Sunday, March 13, 2022

Ping Pong

 British manufacturer J. Jaques & Sons, Ltd. trademarked the name "Ping Pong" in 1901.  It was in reference to the game we also know as table tennis, which had apparently been developed in Victorian England.

Ping Pong was an important element in the restoration of diplomatic relations between the United States and China in the 1970s.  First, American and Chinese players competed against each other at the 1971 World Table Tennis Championships in Japan.  Afterward, the U.S. team received an invitation to visit China.  Later that same year, President Richard M. Nixon visited China as well.

Ping Pong became an Olympic sport in 1988 at the games in South Korea.  Chinese men have won six of the last seven Olympic gold medals in singles competition.  Chinese women have won all nine of the Olympic gold medals in singles competition.

Sometime prior to 1956, my family acquired a Ping Pong table my brothers and I played on in the basement of our home at 30 East Oneida Street.  We continued playing Ping Pong when we moved to the west side of Oswego.

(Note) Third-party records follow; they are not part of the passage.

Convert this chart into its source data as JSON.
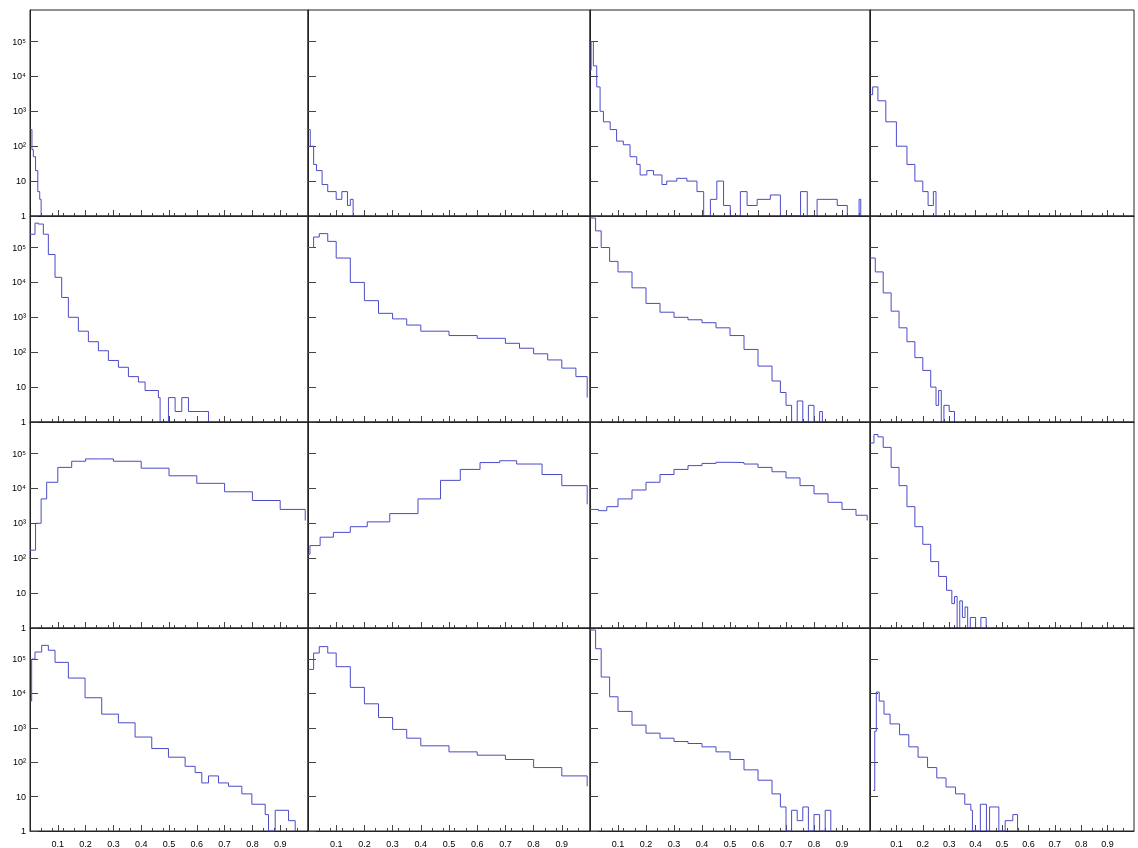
{
  "chart_data": [
    {
      "type": "step",
      "x": [
        0,
        0.007,
        0.012,
        0.02,
        0.028,
        0.035,
        0.04
      ],
      "values": [
        300,
        80,
        50,
        20,
        5,
        3,
        1
      ],
      "color": "#4b4bc8",
      "xlim": [
        0,
        1
      ],
      "ylim": [
        1,
        800000
      ],
      "xticks": [
        0.1,
        0.2,
        0.3,
        0.4,
        0.5,
        0.6,
        0.7,
        0.8,
        0.9
      ],
      "yticks": [
        1,
        10,
        {
          "value": 100,
          "label": "10²"
        },
        {
          "value": 1000,
          "label": "10³"
        },
        {
          "value": 10000,
          "label": "10⁴"
        },
        {
          "value": 100000,
          "label": "10⁵"
        }
      ],
      "log": "y",
      "tick_labels": "y"
    },
    {
      "type": "step",
      "x": [
        0,
        0.008,
        0.02,
        0.03,
        0.05,
        0.07,
        0.1,
        0.12,
        0.14,
        0.15,
        0.16
      ],
      "values": [
        300,
        100,
        30,
        20,
        8,
        5,
        3,
        5,
        2,
        3,
        1
      ],
      "color": "#4b4bc8",
      "xlim": [
        0,
        1
      ],
      "ylim": [
        1,
        800000
      ],
      "xticks": [
        0.1,
        0.2,
        0.3,
        0.4,
        0.5,
        0.6,
        0.7,
        0.8,
        0.9
      ],
      "yticks": [
        1,
        10,
        100,
        1000,
        10000,
        100000
      ],
      "log": "y",
      "tick_labels": false
    },
    {
      "type": "step",
      "x": [
        0,
        0.004,
        0.012,
        0.024,
        0.036,
        0.048,
        0.072,
        0.095,
        0.119,
        0.143,
        0.167,
        0.179,
        0.203,
        0.227,
        0.257,
        0.274,
        0.31,
        0.346,
        0.382,
        0.406,
        0.43,
        0.453,
        0.477,
        0.501,
        0.537,
        0.561,
        0.597,
        0.644,
        0.68,
        0.752,
        0.776,
        0.811,
        0.883,
        0.919,
        0.961,
        0.967
      ],
      "values": [
        15000,
        100000,
        20000,
        5000,
        1000,
        500,
        300,
        140,
        110,
        50,
        30,
        15,
        20,
        15,
        8,
        10,
        12,
        10,
        5,
        1,
        3,
        10,
        2,
        1,
        5,
        2,
        3,
        4,
        1,
        5,
        1,
        3,
        2,
        1,
        3,
        1
      ],
      "color": "#4b4bc8",
      "xlim": [
        0,
        1
      ],
      "ylim": [
        1,
        800000
      ],
      "xticks": [
        0.1,
        0.2,
        0.3,
        0.4,
        0.5,
        0.6,
        0.7,
        0.8,
        0.9
      ],
      "yticks": [
        1,
        10,
        100,
        1000,
        10000,
        100000
      ],
      "log": "y",
      "tick_labels": false
    },
    {
      "type": "step",
      "x": [
        0,
        0.01,
        0.03,
        0.06,
        0.1,
        0.14,
        0.17,
        0.2,
        0.22,
        0.24,
        0.25
      ],
      "values": [
        3000,
        5000,
        2000,
        500,
        100,
        30,
        10,
        5,
        2,
        5,
        1
      ],
      "color": "#4b4bc8",
      "xlim": [
        0,
        1
      ],
      "ylim": [
        1,
        800000
      ],
      "xticks": [
        0.1,
        0.2,
        0.3,
        0.4,
        0.5,
        0.6,
        0.7,
        0.8,
        0.9
      ],
      "yticks": [
        1,
        10,
        100,
        1000,
        10000,
        100000
      ],
      "log": "y",
      "tick_labels": false
    },
    {
      "type": "step",
      "x": [
        0,
        0.018,
        0.03,
        0.048,
        0.066,
        0.09,
        0.114,
        0.138,
        0.174,
        0.21,
        0.246,
        0.282,
        0.318,
        0.354,
        0.39,
        0.414,
        0.462,
        0.468,
        0.498,
        0.522,
        0.546,
        0.57,
        0.594,
        0.618,
        0.642
      ],
      "values": [
        240000,
        500000,
        470000,
        240000,
        63000,
        14000,
        3700,
        1000,
        400,
        200,
        110,
        58,
        37,
        20,
        14,
        8,
        5,
        1,
        5,
        2,
        5,
        2,
        2,
        2,
        1
      ],
      "color": "#4b4bc8",
      "xlim": [
        0,
        1
      ],
      "ylim": [
        1,
        800000
      ],
      "xticks": [
        0.1,
        0.2,
        0.3,
        0.4,
        0.5,
        0.6,
        0.7,
        0.8,
        0.9
      ],
      "yticks": [
        1,
        10,
        {
          "value": 100,
          "label": "10²"
        },
        {
          "value": 1000,
          "label": "10³"
        },
        {
          "value": 10000,
          "label": "10⁴"
        },
        {
          "value": 100000,
          "label": "10⁵"
        }
      ],
      "log": "y",
      "tick_labels": "y"
    },
    {
      "type": "step",
      "x": [
        0,
        0.02,
        0.04,
        0.07,
        0.1,
        0.15,
        0.2,
        0.25,
        0.3,
        0.35,
        0.4,
        0.5,
        0.6,
        0.7,
        0.75,
        0.8,
        0.85,
        0.9,
        0.95,
        0.99
      ],
      "values": [
        100000,
        200000,
        250000,
        150000,
        50000,
        10000,
        3000,
        1300,
        900,
        600,
        400,
        300,
        250,
        180,
        130,
        90,
        60,
        35,
        20,
        5
      ],
      "color": "#4b4bc8",
      "xlim": [
        0,
        1
      ],
      "ylim": [
        1,
        800000
      ],
      "xticks": [
        0.1,
        0.2,
        0.3,
        0.4,
        0.5,
        0.6,
        0.7,
        0.8,
        0.9
      ],
      "yticks": [
        1,
        10,
        100,
        1000,
        10000,
        100000
      ],
      "log": "y",
      "tick_labels": false
    },
    {
      "type": "step",
      "x": [
        0,
        0.02,
        0.04,
        0.07,
        0.1,
        0.15,
        0.2,
        0.25,
        0.3,
        0.35,
        0.4,
        0.45,
        0.5,
        0.55,
        0.6,
        0.65,
        0.68,
        0.7,
        0.72,
        0.74,
        0.76,
        0.78,
        0.8,
        0.82,
        0.83
      ],
      "values": [
        700000,
        300000,
        100000,
        40000,
        20000,
        7000,
        2500,
        1400,
        1000,
        850,
        700,
        500,
        300,
        120,
        40,
        15,
        7,
        3,
        1,
        4,
        1,
        3,
        1,
        2,
        1
      ],
      "color": "#4b4bc8",
      "xlim": [
        0,
        1
      ],
      "ylim": [
        1,
        800000
      ],
      "xticks": [
        0.1,
        0.2,
        0.3,
        0.4,
        0.5,
        0.6,
        0.7,
        0.8,
        0.9
      ],
      "yticks": [
        1,
        10,
        100,
        1000,
        10000,
        100000
      ],
      "log": "y",
      "tick_labels": false
    },
    {
      "type": "step",
      "x": [
        0,
        0.02,
        0.05,
        0.08,
        0.11,
        0.14,
        0.17,
        0.2,
        0.23,
        0.25,
        0.26,
        0.27,
        0.28,
        0.3,
        0.32
      ],
      "values": [
        50000,
        20000,
        5000,
        1500,
        500,
        200,
        70,
        30,
        10,
        3,
        8,
        1,
        3,
        2,
        1
      ],
      "color": "#4b4bc8",
      "xlim": [
        0,
        1
      ],
      "ylim": [
        1,
        800000
      ],
      "xticks": [
        0.1,
        0.2,
        0.3,
        0.4,
        0.5,
        0.6,
        0.7,
        0.8,
        0.9
      ],
      "yticks": [
        1,
        10,
        100,
        1000,
        10000,
        100000
      ],
      "log": "y",
      "tick_labels": false
    },
    {
      "type": "step",
      "x": [
        0,
        0.02,
        0.04,
        0.06,
        0.1,
        0.15,
        0.2,
        0.25,
        0.3,
        0.4,
        0.5,
        0.6,
        0.7,
        0.8,
        0.9,
        0.99
      ],
      "values": [
        170,
        1000,
        5000,
        15000,
        40000,
        60000,
        70000,
        70000,
        60000,
        38000,
        23000,
        14000,
        8000,
        4500,
        2500,
        1200
      ],
      "color": "#4b4bc8",
      "xlim": [
        0,
        1
      ],
      "ylim": [
        1,
        800000
      ],
      "xticks": [
        0.1,
        0.2,
        0.3,
        0.4,
        0.5,
        0.6,
        0.7,
        0.8,
        0.9
      ],
      "yticks": [
        1,
        10,
        {
          "value": 100,
          "label": "10²"
        },
        {
          "value": 1000,
          "label": "10³"
        },
        {
          "value": 10000,
          "label": "10⁴"
        },
        {
          "value": 100000,
          "label": "10⁵"
        }
      ],
      "log": "y",
      "tick_labels": "y"
    },
    {
      "type": "step",
      "x": [
        0,
        0.007,
        0.043,
        0.09,
        0.15,
        0.21,
        0.29,
        0.39,
        0.47,
        0.54,
        0.61,
        0.68,
        0.74,
        0.83,
        0.9,
        0.99
      ],
      "values": [
        130,
        230,
        400,
        550,
        800,
        1100,
        1900,
        5000,
        17000,
        35000,
        55000,
        62000,
        50000,
        25000,
        12000,
        3500
      ],
      "color": "#4b4bc8",
      "xlim": [
        0,
        1
      ],
      "ylim": [
        1,
        800000
      ],
      "xticks": [
        0.1,
        0.2,
        0.3,
        0.4,
        0.5,
        0.6,
        0.7,
        0.8,
        0.9
      ],
      "yticks": [
        1,
        10,
        100,
        1000,
        10000,
        100000
      ],
      "log": "y",
      "tick_labels": false
    },
    {
      "type": "step",
      "x": [
        0,
        0.03,
        0.06,
        0.1,
        0.15,
        0.2,
        0.25,
        0.3,
        0.35,
        0.4,
        0.45,
        0.5,
        0.55,
        0.6,
        0.65,
        0.7,
        0.75,
        0.8,
        0.85,
        0.9,
        0.95,
        0.99
      ],
      "values": [
        2500,
        2300,
        3000,
        5000,
        9000,
        15000,
        25000,
        35000,
        45000,
        52000,
        56000,
        55000,
        50000,
        40000,
        30000,
        20000,
        12000,
        7000,
        4000,
        2500,
        1700,
        1200
      ],
      "color": "#4b4bc8",
      "xlim": [
        0,
        1
      ],
      "ylim": [
        1,
        800000
      ],
      "xticks": [
        0.1,
        0.2,
        0.3,
        0.4,
        0.5,
        0.6,
        0.7,
        0.8,
        0.9
      ],
      "yticks": [
        1,
        10,
        100,
        1000,
        10000,
        100000
      ],
      "log": "y",
      "tick_labels": false
    },
    {
      "type": "step",
      "x": [
        0,
        0.015,
        0.03,
        0.05,
        0.08,
        0.11,
        0.14,
        0.17,
        0.2,
        0.23,
        0.26,
        0.29,
        0.31,
        0.32,
        0.33,
        0.34,
        0.35,
        0.36,
        0.37,
        0.38,
        0.4,
        0.42,
        0.44
      ],
      "values": [
        200000,
        350000,
        300000,
        150000,
        40000,
        12000,
        3000,
        800,
        250,
        80,
        30,
        12,
        5,
        8,
        1,
        6,
        2,
        4,
        1,
        2,
        1,
        2,
        1
      ],
      "color": "#4b4bc8",
      "xlim": [
        0,
        1
      ],
      "ylim": [
        1,
        800000
      ],
      "xticks": [
        0.1,
        0.2,
        0.3,
        0.4,
        0.5,
        0.6,
        0.7,
        0.8,
        0.9
      ],
      "yticks": [
        1,
        10,
        100,
        1000,
        10000,
        100000
      ],
      "log": "y",
      "tick_labels": false
    },
    {
      "type": "step",
      "x": [
        0,
        0.006,
        0.018,
        0.042,
        0.066,
        0.09,
        0.138,
        0.198,
        0.258,
        0.318,
        0.378,
        0.438,
        0.498,
        0.558,
        0.594,
        0.618,
        0.642,
        0.678,
        0.714,
        0.762,
        0.798,
        0.846,
        0.858,
        0.882,
        0.93,
        0.954
      ],
      "values": [
        6000,
        100000,
        160000,
        250000,
        180000,
        80000,
        28000,
        7500,
        2500,
        1400,
        540,
        250,
        140,
        76,
        50,
        25,
        40,
        25,
        20,
        12,
        6,
        3,
        1,
        4,
        2,
        1
      ],
      "color": "#4b4bc8",
      "xlim": [
        0,
        1
      ],
      "ylim": [
        1,
        800000
      ],
      "xticks": [
        0.1,
        0.2,
        0.3,
        0.4,
        0.5,
        0.6,
        0.7,
        0.8,
        0.9
      ],
      "yticks": [
        1,
        10,
        {
          "value": 100,
          "label": "10²"
        },
        {
          "value": 1000,
          "label": "10³"
        },
        {
          "value": 10000,
          "label": "10⁴"
        },
        {
          "value": 100000,
          "label": "10⁵"
        }
      ],
      "log": "y"
    },
    {
      "type": "step",
      "x": [
        0,
        0.02,
        0.04,
        0.07,
        0.1,
        0.15,
        0.2,
        0.25,
        0.3,
        0.35,
        0.4,
        0.5,
        0.6,
        0.7,
        0.8,
        0.9,
        0.99
      ],
      "values": [
        50000,
        150000,
        230000,
        150000,
        60000,
        15000,
        5000,
        2000,
        900,
        500,
        300,
        200,
        160,
        120,
        70,
        40,
        20
      ],
      "color": "#4b4bc8",
      "xlim": [
        0,
        1
      ],
      "ylim": [
        1,
        800000
      ],
      "xticks": [
        0.1,
        0.2,
        0.3,
        0.4,
        0.5,
        0.6,
        0.7,
        0.8,
        0.9
      ],
      "yticks": [
        1,
        10,
        100,
        1000,
        10000,
        100000
      ],
      "log": "y",
      "tick_labels": "x"
    },
    {
      "type": "step",
      "x": [
        0,
        0.02,
        0.04,
        0.07,
        0.1,
        0.15,
        0.2,
        0.25,
        0.3,
        0.35,
        0.4,
        0.45,
        0.5,
        0.55,
        0.6,
        0.65,
        0.68,
        0.7,
        0.72,
        0.74,
        0.76,
        0.78,
        0.8,
        0.82,
        0.84,
        0.86
      ],
      "values": [
        700000,
        200000,
        30000,
        8000,
        3000,
        1200,
        700,
        500,
        400,
        350,
        280,
        200,
        120,
        60,
        30,
        12,
        5,
        1,
        4,
        2,
        5,
        1,
        3,
        1,
        4,
        1
      ],
      "color": "#4b4bc8",
      "xlim": [
        0,
        1
      ],
      "ylim": [
        1,
        800000
      ],
      "xticks": [
        0.1,
        0.2,
        0.3,
        0.4,
        0.5,
        0.6,
        0.7,
        0.8,
        0.9
      ],
      "yticks": [
        1,
        10,
        100,
        1000,
        10000,
        100000
      ],
      "log": "y",
      "tick_labels": "x"
    },
    {
      "type": "step",
      "x": [
        0.012,
        0.018,
        0.024,
        0.035,
        0.053,
        0.076,
        0.112,
        0.147,
        0.182,
        0.218,
        0.253,
        0.288,
        0.324,
        0.359,
        0.382,
        0.388,
        0.418,
        0.441,
        0.453,
        0.488,
        0.512,
        0.541,
        0.559
      ],
      "values": [
        15,
        800,
        11000,
        6000,
        2500,
        1300,
        630,
        280,
        140,
        70,
        35,
        19,
        12,
        6,
        4,
        1,
        6,
        1,
        5,
        1,
        2,
        3,
        1
      ],
      "color": "#4b4bc8",
      "xlim": [
        0,
        1
      ],
      "ylim": [
        1,
        800000
      ],
      "xticks": [
        0.1,
        0.2,
        0.3,
        0.4,
        0.5,
        0.6,
        0.7,
        0.8,
        0.9
      ],
      "yticks": [
        1,
        10,
        100,
        1000,
        10000,
        100000
      ],
      "log": "y",
      "tick_labels": "x"
    }
  ]
}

I remember playing Ping Pong many times with my older brother Paul (7 years my senior).  He beat me every time.

I asked him to let me win...once.  He declined, saying that some day I would win and that victory would be earned.  I finally did win.

In 1958, I won the Mohawk Unit (two cabins of about 16 boys my age-13) Ping Pong championship at Camp Eagle Cove.  The following year, I was in the finals of the Siwonoy Lodge (about a dozen or more 14 year-olds) championship.  

My opponent and I were tied at two games apiece.  I was winning the fifth and deciding game, 19-16.  My opponent would be serving the next five points.  I needed two out of five to win the title.  One out of five would have created a tie (at 20) and we would have continued playing until someone was ahead by two points.  However, I lost all five of his serves and the championship, 19-21.

In August 1974 I returned to Camp Eagle Cove on a visit.  I found my name on a banner as ping pong champion in 1958.  I wonder where that banner is today.  The camp closed in 1993.

When my son Bret was a teenager, I bought a Ping Pong table for him in our basement at 69-43 Cloverdale Blvd.  At first, I beat my son every time.  Then, after a while, he beat me every time.  I haven't played Ping Pong in years.